To tu, na Christopher Street, w samym środku Greenwich Village, rozpoczęła się historia światowego ruchu gejowskiego. Centrum wydarzeń był wówczas słynny pub Stonewall Inn (po latach jego nazwą zainspirowali się polscy aktywiści LGBT, nazywając jedną z bardziej znanych organizacji gejowskich “Grupą Stonewall”).

Christopher Street może się więc kojarzyć z wolnością. Ale nie wszystkim. W sąsiednim budynku, dosłownie dziesięć metrów od wejścia do Stonewall Inn, mieści się sklep zoologiczny, przyciągający uwagę przechodniów wystawionymi w witrynie żywymi szczeniakami. Przechodzący ulicą turyści zatrzymują się na pięć minut przed sklepem, po czym następuje długa fala “ojeeeej” i “jakie słodkie”.

"Ojeeeej, jakie słodkie"
“Ojeeeej, jakie słodkie”

Kto z tych ojejujących turystów pomyśli o praktycznej stronie biznesu w przypadku sklepu ze szczeniakami? O tym, że szklane akwarium z papierkami nie jest odpowiednim miejscem na przetrzymywanie psów? O tym, że sklep celowo rozmnaża “urocze” rasy, podczas gdy miejskie schroniska są przepełnione starymi, niechcianymi, nieszczęśliwymi psami? O tym, że wywieszanie plakatów typu “weź pieska na święta za pół ceny” jest wyjątkowo nieetyczne i ostatecznie doprowadzi do kolejnej styczniowej fali zwiększonej popularności schronisk?

I wreszcie o tym, że… Pomyślmy. Jeśli sklep sprzedaje pomidory, a niesprzedana nadwyżka pleśnieje, trzeba ją wyrzucić na śmieci. Jeśli natomiast sklep specjalizuje się w szczeniakach (nawet w jego nazwie są szczeniaki!), a cały miot “słodkich piesków” nie zostanie sprzedany, co dzieje się z “nadwyżką produkcji”?

Nie mogę pisać o narkotyzowaniu i zabijaniu psich szczeniąt bez jednoznacznego potwierdzenia tych faktów. Zainteresowanych odsyłam jednak do opinii o sklepie w Google Maps, gdzie tego typu głosy nie są odosobnione.

Nowy Jork, Christopher Street. Wolny (choć na smyczy) pies przygląda się psom akwariowym
Nowy Jork, Christopher Street. Wolny (choć na smyczy) pies przygląda się psom akwariowym

Buk, Polska

– Przejechała mi pani psa!
– Mam rysę na zderzaku.

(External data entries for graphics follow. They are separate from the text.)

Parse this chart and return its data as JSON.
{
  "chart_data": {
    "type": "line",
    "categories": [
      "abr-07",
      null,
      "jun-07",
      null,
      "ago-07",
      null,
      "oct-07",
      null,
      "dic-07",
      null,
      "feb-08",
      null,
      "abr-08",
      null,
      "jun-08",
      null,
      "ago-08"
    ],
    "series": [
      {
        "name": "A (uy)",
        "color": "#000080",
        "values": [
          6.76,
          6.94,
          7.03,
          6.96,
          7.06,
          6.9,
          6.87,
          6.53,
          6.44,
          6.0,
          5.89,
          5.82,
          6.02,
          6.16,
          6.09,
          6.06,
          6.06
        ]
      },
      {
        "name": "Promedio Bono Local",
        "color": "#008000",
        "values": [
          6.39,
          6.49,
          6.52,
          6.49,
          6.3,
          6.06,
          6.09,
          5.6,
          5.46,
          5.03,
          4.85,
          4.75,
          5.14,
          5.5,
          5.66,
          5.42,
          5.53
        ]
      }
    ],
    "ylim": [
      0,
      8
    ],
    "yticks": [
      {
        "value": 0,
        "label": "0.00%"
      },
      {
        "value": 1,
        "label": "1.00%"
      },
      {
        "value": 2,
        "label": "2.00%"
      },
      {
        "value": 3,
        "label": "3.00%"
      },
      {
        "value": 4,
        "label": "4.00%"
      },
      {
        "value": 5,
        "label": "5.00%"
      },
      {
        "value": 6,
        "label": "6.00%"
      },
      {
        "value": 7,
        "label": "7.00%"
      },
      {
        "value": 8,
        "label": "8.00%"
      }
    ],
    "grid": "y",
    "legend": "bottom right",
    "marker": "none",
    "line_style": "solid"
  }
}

Spotkamy się w sądzie.
– Ale mój pies… Był z nami od trzynastu lat…
– My również jesteśmy związani emocjonalnie z naszym samochodem.

Leśna droga. Biegający luzem pies. Samochód, jadący o wiele za szybko. Nagły pisk, zgrzyt hamulców. Ucieczka kierowcy. Dwudniowe męczarnie psa, w końcu decyzja o uśpieniu.

Po trzech dniach telefon: “pani pies wpadł mi pod koła”.

– Rozumiesz? Nie dość, że się nie zatrzymała, to jeszcze żadnego “przykro mi”, żadnego “przepraszam”. Tylko rysa na zderzaku i emocjonalne związanie z samochodem – Malwina nie może uwierzyć w to, co usłyszała.

Kiedyś podzieliłem się tą historią w Internecie. Wśród komentarzy pojawiły się także takie, które oskarżały właścicielkę o niewłaściwą opiekę nad zwierzęciem. Można dyskutować: czy właściciel nie dopilnował psa? Czy samochód jechał za szybko? A jaka była jakość drogi? A jaka marka samochodu? A jaka widoczność?

Tylko że zupełnie nie o to chodzi. Zamiast zadawać pytania o długość smyczy i markę samochodu, powinniśmy zastanowić się, czy chcemy żyć w świecie, w którym nawet pośrodku lasu trzeba uważać na pędzące zdobycze cywilizacji. Wypadki mogą zdarzyć się wszędzie, ale co o kondycji społeczeństwa mówi nam tych pięć wspomnianych podróżniczych historii… i reakcja na nie?

Spodziewam się, że w komentarzach pod tym artykułem mogą pojawić się skrajne wypowiedzi, pochwalające wykorzystywanie zwierząt i dominację techniki nad światem natury. Internet to agregator emocji, w którym wyjątkowo łatwo przychodzą niepopularne stwierdzenia. Brutalny zamach w Nowej Zelandii, transmitowany do sieci, stał się hitem dnia – setki tysięcy internautów chłonęły sceny, w których prawdziwi ludzie rozstrzeliwani są na ich oczach. Abstrakcyjne dyskutowanie odległych tematów sprzyja pozbawieniu empatii i ludzkich odruchów. Dlatego między innymi powstał ten tekst – aby jasno i wyraźnie powiedzieć, że utylitarne traktowanie zwierząt nie jest ani trochę fajne.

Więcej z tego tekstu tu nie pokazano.